If you know what you are looking for on Amazon, you can often find it, but otherwise not.  If you just start looking for something generic, Amazon will apparently steer you to a certain set of items, and no matter how you navigate from there, you will not get beyond a particular limited horizon and into the famous brands you may only be able to find with a direct search for that brand.  So, the shopping experience is getting dumbed down, just like going into a supermarket where store-brands are continually crowding and often forcing out the brand name items, even if, as on Amazon, the brand name items are actually there, you just cannot find them unless you know the brand name.

I found a few low cost Twin XL sheets, but it took a few hours effort to find something a bit nicer, with claimed US made organic cotton, for example.  I was ultimately able to find something that looked quite nice for $69 and I ordered it.

When the package arrived, it was only Twin, not Twin XL.  I studied the package carefully, and double checked my order.  My order clearly said "Twin XL" but what I received was not.  So I returned the item, using the "wrong item was delivered" option.  (Amazon now has a long preset list of reasons to return an item, each having their own unique "policy.")

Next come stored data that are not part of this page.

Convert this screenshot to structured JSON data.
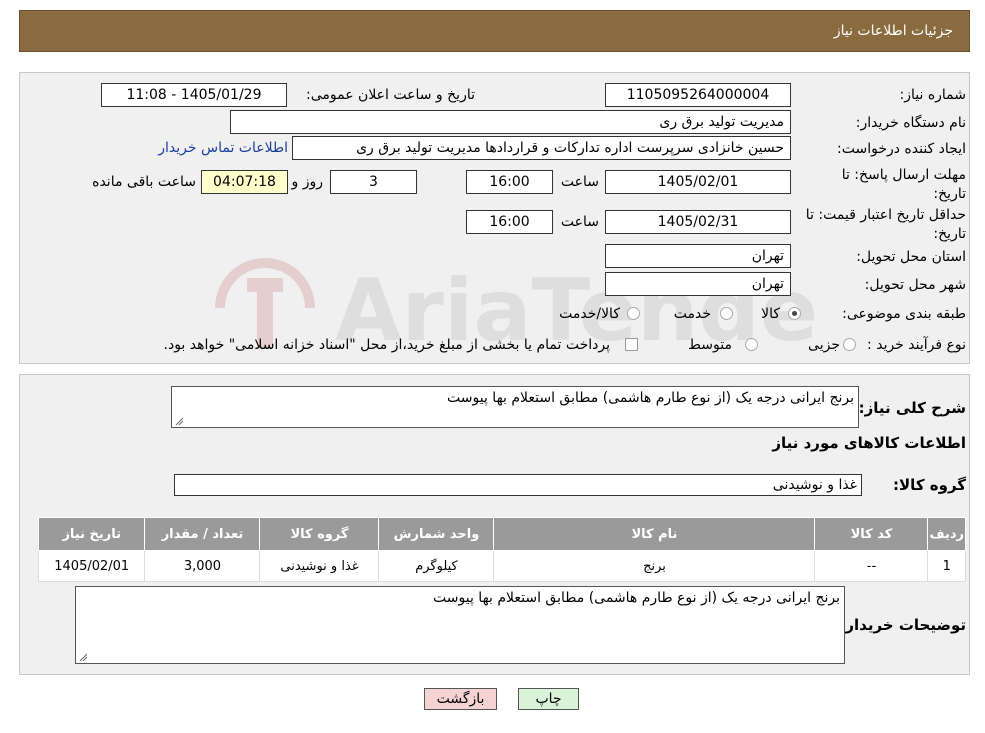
{
  "header": {
    "title": "جزئیات اطلاعات نیاز"
  },
  "labels": {
    "need_number": "شماره نیاز:",
    "announce_datetime": "تاریخ و ساعت اعلان عمومی:",
    "buyer_org": "نام دستگاه خریدار:",
    "requester": "ایجاد کننده درخواست:",
    "contact_link": "اطلاعات تماس خریدار",
    "reply_deadline": "مهلت ارسال پاسخ: تا تاریخ:",
    "hour": "ساعت",
    "day_and": "روز و",
    "remaining": "ساعت باقی مانده",
    "price_validity": "حداقل تاریخ اعتبار قیمت: تا تاریخ:",
    "province": "استان محل تحویل:",
    "city": "شهر محل تحویل:",
    "category": "طبقه بندی موضوعی:",
    "purchase_type": "نوع فرآیند خرید :",
    "need_desc": "شرح کلی نیاز:",
    "goods_info": "اطلاعات کالاهای مورد نیاز",
    "goods_group": "گروه کالا:",
    "buyer_notes": "توضیحات خریدار:"
  },
  "fields": {
    "need_number": "1105095264000004",
    "announce_datetime": "1405/01/29 - 11:08",
    "buyer_org": "مدیریت تولید برق ری",
    "requester": "حسین خانزادی سرپرست اداره تدارکات و قراردادها مدیریت تولید برق ری",
    "reply_date": "1405/02/01",
    "reply_time": "16:00",
    "days": "3",
    "remaining_time": "04:07:18",
    "validity_date": "1405/02/31",
    "validity_time": "16:00",
    "province": "تهران",
    "city": "تهران",
    "need_desc": "برنج ایرانی درجه یک (از نوع طارم هاشمی)  مطابق استعلام بها پیوست",
    "goods_group": "غذا و نوشیدنی",
    "buyer_notes": "برنج ایرانی درجه یک (از نوع طارم هاشمی)  مطابق استعلام بها پیوست"
  },
  "category_options": [
    "کالا",
    "خدمت",
    "کالا/خدمت"
  ],
  "category_selected": "کالا",
  "purchase_options": [
    "جزیی",
    "متوسط"
  ],
  "purchase_note": "پرداخت تمام یا بخشی از مبلغ خرید،از محل \"اسناد خزانه اسلامی\" خواهد بود.",
  "table": {
    "headers": [
      "ردیف",
      "کد کالا",
      "نام کالا",
      "واحد شمارش",
      "گروه کالا",
      "تعداد / مقدار",
      "تاریخ نیاز"
    ],
    "rows": [
      [
        "1",
        "--",
        "برنج",
        "کیلوگرم",
        "غذا و نوشیدنی",
        "3,000",
        "1405/02/01"
      ]
    ]
  },
  "buttons": {
    "print": "چاپ",
    "back": "بازگشت"
  },
  "watermark": "AriaTender.neT",
  "colors": {
    "header_bg": "#8a6a3f",
    "back_button_bg": "#f6d3d3",
    "print_button_bg": "#d9f3d9",
    "link": "#1a3f9a"
  }
}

However, when the replacement item arrived, once again, it was only Twin, and not Twin XL.

Once again, I took a look at my previous order, now clicking back to the Item page and looking at the dimensions.

Curiously, when I first clicked back to the Item page, it showed the same Dimensions as on my Twin sheets, but it identified it as "Twin XL."  If I then clicked on Twin, and then back on Twin XL, the Dimensions show were the Twin XL dimensions.

So, it looked like the dimensions of your "Twin XL" would depend on the order that you have gone through the size options.  In some cases, those dimensions would be indentical to Twin, and then you would just get Twin like me.

Now I have returned the item under a different policy, "Website Error."  I was hoping that would mean I'd just get a refund.  But it seems to be "processing" my order now.

I may end up having to consider this order a total loss, and that Amazon is not going to send me a Twin XL or give me a cash refund.

It's already cost me more than it was worth in time and agony.

And then there's the bug where reviews for multiple versions of the same Item are all jumbled together, and don't really all apply to the item you may be looking at.